I was trying to understand the bean factory post processing logic but it was hard to understand the difference between a BeanFactoryPostProcessor vs BeanDefinitionRegistryPostProcessor until I read the PostProcessorRegistrationDelegate code .

I think the documentation can state more clearly that BeanDefinitionRegistryPostProcessors are executed as the first step of the post processing logic before any BeanFactoryPostProcessor is invoked but not the postProcessBeanFactory methods. Those are invoked based on the order of regular BeanFactoryPostProcessors

I'll check if I can add a PR for this when I'm available if it is OK

https://github.com/spring-projects/spring-framework/blob/409cecfff954770f03a1eff1292cebce0fa416a3/spring-beans/src/main/java/org/springframework/beans/factory/support/BeanDefinitionRegistryPostProcessor.java#L24

Comment From: snicoll

I don't understand the confusion to be honest. A BeanDefinitionRegistryPostProcessor is a BeanFactoryPostProcessor so it boils down to whether you need the extra callback. If you don't, then just use the regular interface.
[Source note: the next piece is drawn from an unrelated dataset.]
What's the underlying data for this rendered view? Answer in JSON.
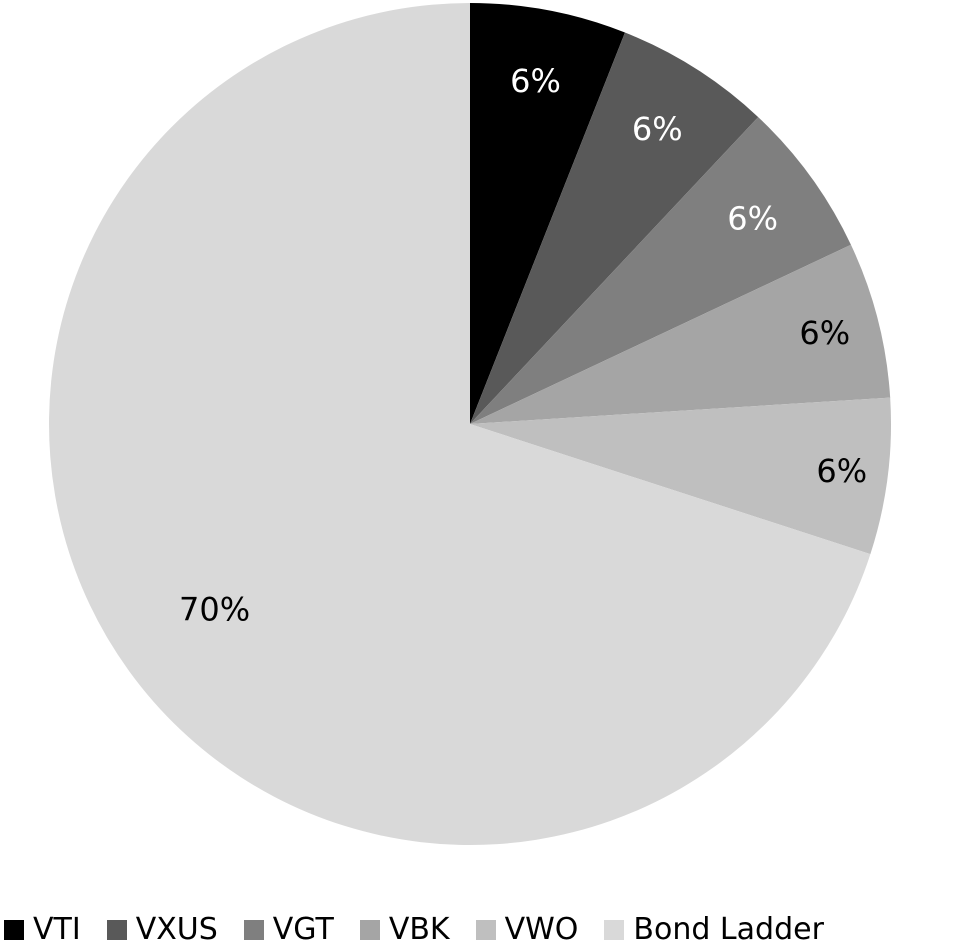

I think the documentation can state more clearly that BeanDefinitionRegistryPostProcessors are executed as the first step of the post processing logic before any BeanFactoryPostProcessor is invoked

Doesn't the first sentence of the class javadoc state that already, with: "Extension to the standard BeanFactoryPostProcessor SPI, allowing for the registration of further bean definitions before regular BeanFactoryPostProcessor detection kicks in.".

but not the postProcessBeanFactory methods.

Yeah that's from the parent class and the regular contract.

I am open to change the Javadoc, but it needs to have merits and the extra explanation shouldn't bring confusion. I think it's all there already so can you clarify what's missing?

Comment From: ckalan

For a BeanFactoryPostProcessor, it is clear that it processes a bean factory but for BeanDefinitionRegistryPostProcessor, it wasn't clear when its postProcessBeanFactory method was called. Now I understand that, that method is from the parent class and the regular contract but it wasn't clear from the docs.

Comment From: snicoll

OK. I don't really understand why you think that the scope of a method would change in an interface that extends an existing contract but I am glad this is all cleared now.